Vincent Woolsgrove, from Ramsgate, said he'd recovered the artefacts in international waters. But a two year investigation by the Maritime and Coastguard Agency found that they were from HMS London, which went down, with all hands, near Southend Pier.
Woolsgrove, a commercial diver, had already pleaded guilty to a charge of fraud. At court today, he was also order to pay £35,000 in court costs.
He had reported finding five cannons during the summer of 2007; two from the wreck of the warship “London” and three in international waters off the coast of Kent. The cannons recovered from the warship “London” were both very rare bronze “Peter Gill” and commonwealth cannons.
The “London” was a second rate warship built in Chatham dockyard in 1654 and became part of Charles II ‘restoration navy’. In 1665 the “London” blew up accidentally off Southend when a powder magazine exploded.
The three that he had reported finding off North Foreland, were 24lb bronze cannons originally from the City of Amsterdam.
The cannons were part of a battery of 36 cannons produced in Amsterdam to protect the city in the early part of the 16th century, and were assigned to Dutch ships during the first Anglo Dutch war.
Mr Woolsgrove was subsequently awarded the title of three Dutch cannons, as the MCA were unable to prove at that time that the cannons were property of the Crown.
The Dutch cannons were then sold at auction to an American buyer for a sum in excess of £50,000 and are now resident in a private collection in Florida.
In 2011 a joint operation was undertaken by the MCA, Kent & Essex Police & Historic England (formerly English Heritage),after fresh information was received regarding heritage crime in the Kent & Essex force area involving divers stealing cultural objects of great historic value from wrecks off the coast.
A search warrant was obtained and Mr Woolsgrove’s house in Ramsgate was searched. In his garden the MCA found a bronze 16 century Zeirikzee cannon in a desalinisation tank along with a considerable amount of other wreck items including copper, lead, tin and glass ingots and ship bells.

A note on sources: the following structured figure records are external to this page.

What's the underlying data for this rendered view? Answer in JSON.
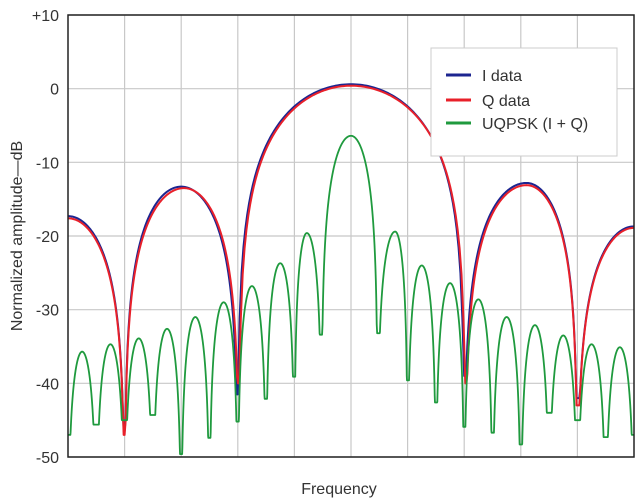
{
  "chart_data": {
    "type": "line",
    "title": "",
    "xlabel": "Frequency",
    "ylabel": "Normalized amplitude—dB",
    "xlim": [
      0,
      10
    ],
    "ylim": [
      -50,
      10
    ],
    "yticks": [
      10,
      0,
      -10,
      -20,
      -30,
      -40,
      -50
    ],
    "ytick_labels": [
      "+10",
      "0",
      "-10",
      "-20",
      "-30",
      "-40",
      "-50"
    ],
    "x_gridlines": [
      1,
      2,
      3,
      4,
      5,
      6,
      7,
      8,
      9
    ],
    "x_tick_labels": "none",
    "grid": true,
    "legend_placement": "top-right",
    "series": [
      {
        "name": "I data",
        "color": "#1c2590",
        "key_points": {
          "x": [
            0,
            1,
            2,
            3,
            5,
            7,
            8.1,
            9,
            10
          ],
          "y": [
            -17.3,
            -46.5,
            -13.3,
            -41.5,
            0.6,
            -39,
            -12.8,
            -42,
            -18.7
          ],
          "kind": [
            "peak",
            "null",
            "peak",
            "null",
            "peak",
            "null",
            "peak",
            "null",
            "peak"
          ]
        }
      },
      {
        "name": "Q data",
        "color": "#e8202a",
        "key_points": {
          "x": [
            0,
            1,
            2.05,
            3.02,
            5,
            7.02,
            8.1,
            9,
            10
          ],
          "y": [
            -17.6,
            -47,
            -13.5,
            -40,
            0.4,
            -40,
            -13.1,
            -43,
            -18.9
          ],
          "kind": [
            "peak",
            "null",
            "peak",
            "null",
            "peak",
            "null",
            "peak",
            "null",
            "peak"
          ]
        }
      },
      {
        "name": "UQPSK (I + Q)",
        "color": "#1f9a3e",
        "key_points": {
          "x": [
            0,
            0.25,
            0.5,
            0.75,
            1,
            1.25,
            1.5,
            1.75,
            2,
            2.25,
            2.5,
            2.75,
            3,
            3.25,
            3.5,
            3.75,
            4,
            4.22,
            4.48,
            5,
            5.47,
            5.78,
            6,
            6.25,
            6.5,
            6.75,
            7,
            7.25,
            7.5,
            7.75,
            8,
            8.25,
            8.5,
            8.75,
            9,
            9.25,
            9.5,
            9.75,
            10
          ],
          "y": [
            -47,
            -35.7,
            -45.6,
            -34.7,
            -45,
            -33.9,
            -44.3,
            -32.6,
            -49.6,
            -31,
            -47.4,
            -29,
            -45.2,
            -26.8,
            -42.1,
            -23.7,
            -39.1,
            -19.6,
            -33.4,
            -6.4,
            -33.2,
            -19.4,
            -39.6,
            -24,
            -42.6,
            -26.4,
            -45.9,
            -28.6,
            -46.7,
            -31,
            -48.3,
            -32.1,
            -44,
            -33.5,
            -45,
            -34.7,
            -47.3,
            -35.1,
            -47
          ],
          "kind": [
            "null",
            "peak",
            "null",
            "peak",
            "null",
            "peak",
            "null",
            "peak",
            "null",
            "peak",
            "null",
            "peak",
            "null",
            "peak",
            "null",
            "peak",
            "null",
            "peak",
            "null",
            "peak",
            "null",
            "peak",
            "null",
            "peak",
            "null",
            "peak",
            "null",
            "peak",
            "null",
            "peak",
            "null",
            "peak",
            "null",
            "peak",
            "null",
            "peak",
            "null",
            "peak",
            "null"
          ]
        }
      }
    ]
  }
}
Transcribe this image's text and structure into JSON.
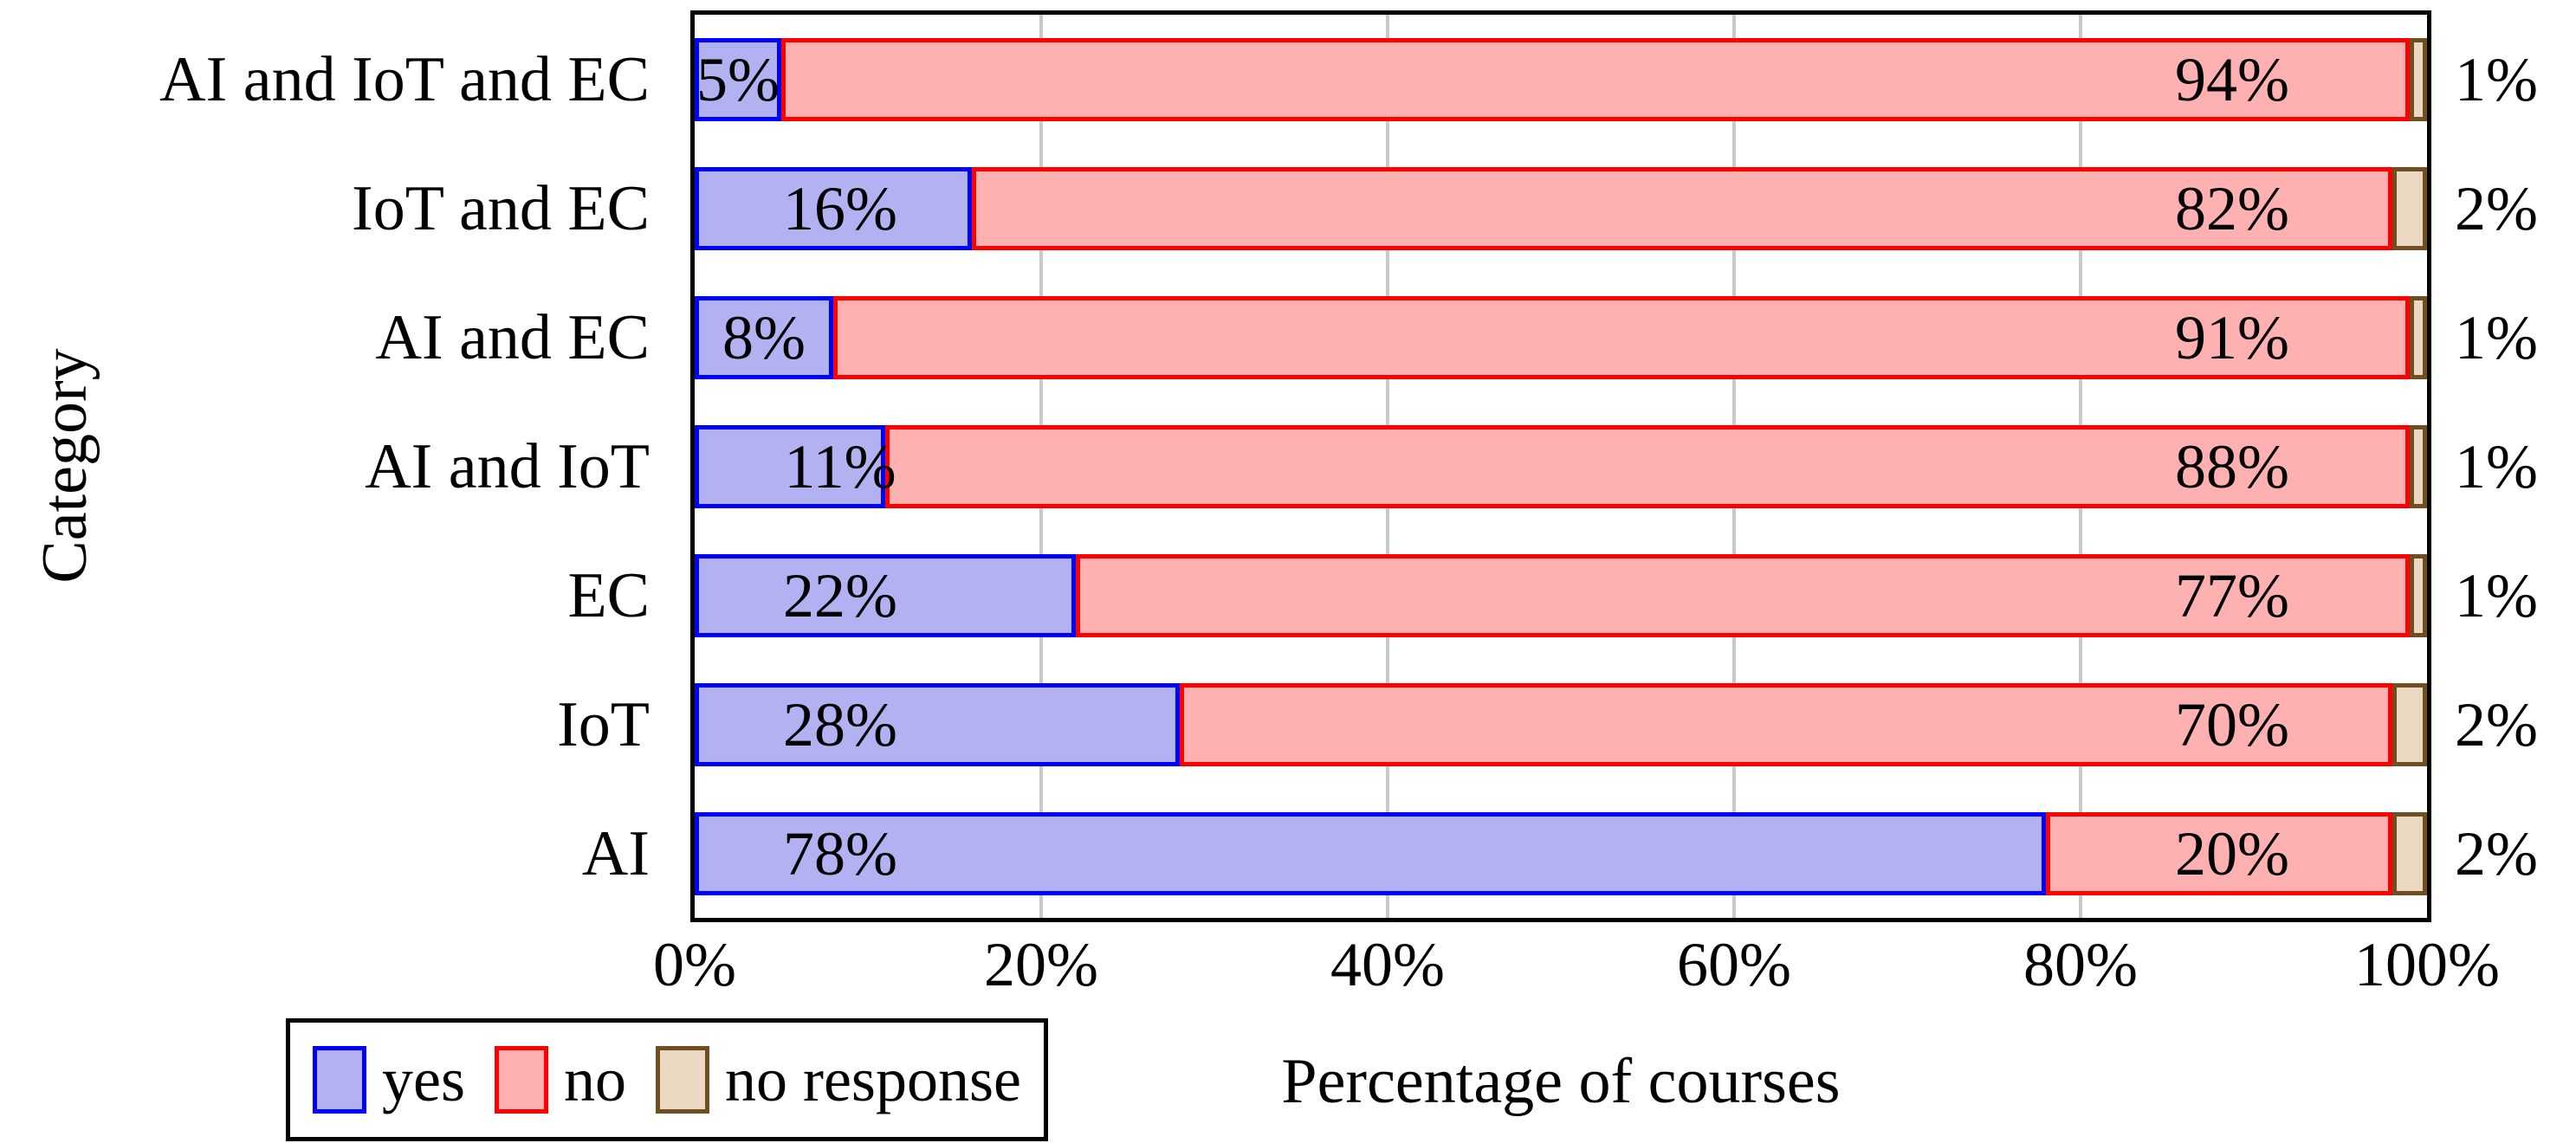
{
  "figure": {
    "ylabel": "Category",
    "xlabel": "Percentage of courses",
    "x_ticks": [
      "0%",
      "20%",
      "40%",
      "60%",
      "80%",
      "100%"
    ],
    "grid_ticks_pct": [
      20,
      40,
      60,
      80
    ],
    "colors": {
      "yes_fill": "#B2B2F2",
      "yes_stroke": "#0000FF",
      "no_fill": "#FFB0B0",
      "no_stroke": "#FE0000",
      "no_response_fill": "#EBD8C3",
      "no_response_stroke": "#714E20",
      "grid": "#C9C9C9",
      "frame": "#000000",
      "text": "#000000"
    },
    "legend": [
      {
        "key": "yes",
        "label": "yes"
      },
      {
        "key": "no",
        "label": "no"
      },
      {
        "key": "no_response",
        "label": "no response"
      }
    ],
    "rows": [
      {
        "category": "AI and IoT and EC",
        "values": {
          "yes": 5,
          "no": 94,
          "no_response": 1
        },
        "labels": {
          "yes": "5%",
          "no": "94%",
          "no_response": "1%"
        }
      },
      {
        "category": "IoT and EC",
        "values": {
          "yes": 16,
          "no": 82,
          "no_response": 2
        },
        "labels": {
          "yes": "16%",
          "no": "82%",
          "no_response": "2%"
        }
      },
      {
        "category": "AI and EC",
        "values": {
          "yes": 8,
          "no": 91,
          "no_response": 1
        },
        "labels": {
          "yes": "8%",
          "no": "91%",
          "no_response": "1%"
        }
      },
      {
        "category": "AI and IoT",
        "values": {
          "yes": 11,
          "no": 88,
          "no_response": 1
        },
        "labels": {
          "yes": "11%",
          "no": "88%",
          "no_response": "1%"
        }
      },
      {
        "category": "EC",
        "values": {
          "yes": 22,
          "no": 77,
          "no_response": 1
        },
        "labels": {
          "yes": "22%",
          "no": "77%",
          "no_response": "1%"
        }
      },
      {
        "category": "IoT",
        "values": {
          "yes": 28,
          "no": 70,
          "no_response": 2
        },
        "labels": {
          "yes": "28%",
          "no": "70%",
          "no_response": "2%"
        }
      },
      {
        "category": "AI",
        "values": {
          "yes": 78,
          "no": 20,
          "no_response": 2
        },
        "labels": {
          "yes": "78%",
          "no": "20%",
          "no_response": "2%"
        }
      }
    ]
  },
  "chart_data": {
    "type": "bar",
    "orientation": "horizontal-stacked",
    "title": "",
    "xlabel": "Percentage of courses",
    "ylabel": "Category",
    "categories_top_to_bottom": [
      "AI and IoT and EC",
      "IoT and EC",
      "AI and EC",
      "AI and IoT",
      "EC",
      "IoT",
      "AI"
    ],
    "series": [
      {
        "name": "yes",
        "values": [
          5,
          16,
          8,
          11,
          22,
          28,
          78
        ]
      },
      {
        "name": "no",
        "values": [
          94,
          82,
          91,
          88,
          77,
          70,
          20
        ]
      },
      {
        "name": "no response",
        "values": [
          1,
          2,
          1,
          1,
          1,
          2,
          2
        ]
      }
    ],
    "xlim": [
      0,
      100
    ],
    "xticks": [
      "0%",
      "20%",
      "40%",
      "60%",
      "80%",
      "100%"
    ],
    "grid": "major-vertical",
    "legend_position": "below-left"
  }
}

Mr Woolsgrove was then interviewed and disclosed that he had a further two unreported bronze armada cannons stored at his girlfriend’s house. When he was questioned regarding the previous Dutch cannons he stated that they were recovered from North Foreland but were towed to the Thames Estuary. During the investigation photographs were found on his computer showing the cannons being recovered off Southend.
Extensive research was then untaken by the MCA, Charles Trollope, a world authority on muzzle loading cannons, Frank Fox, an American Author of 16th-17th British Naval History and the Dutch heritage authorities.
From the research it was proven that the three Dutch cannons had been issued to Dutch vessels, "Groote Liefde" and "St. Mattheus" to attack the English fleet during the first Anglo-Dutch War in 1653. The vessels were then captured by the English and the cannons taken as prizes. These cannons were subsequently placed on board the warship “London” until its fatefully day in 1665 when it blew up with the loss of over 200 souls.
This evidence disproved Mr Woolsgrove’s claim that he had found the cannons outside territorial waters and they were in fact property of the Crown. If he had reported them correctly he would have been entitled to a substantial salvage award.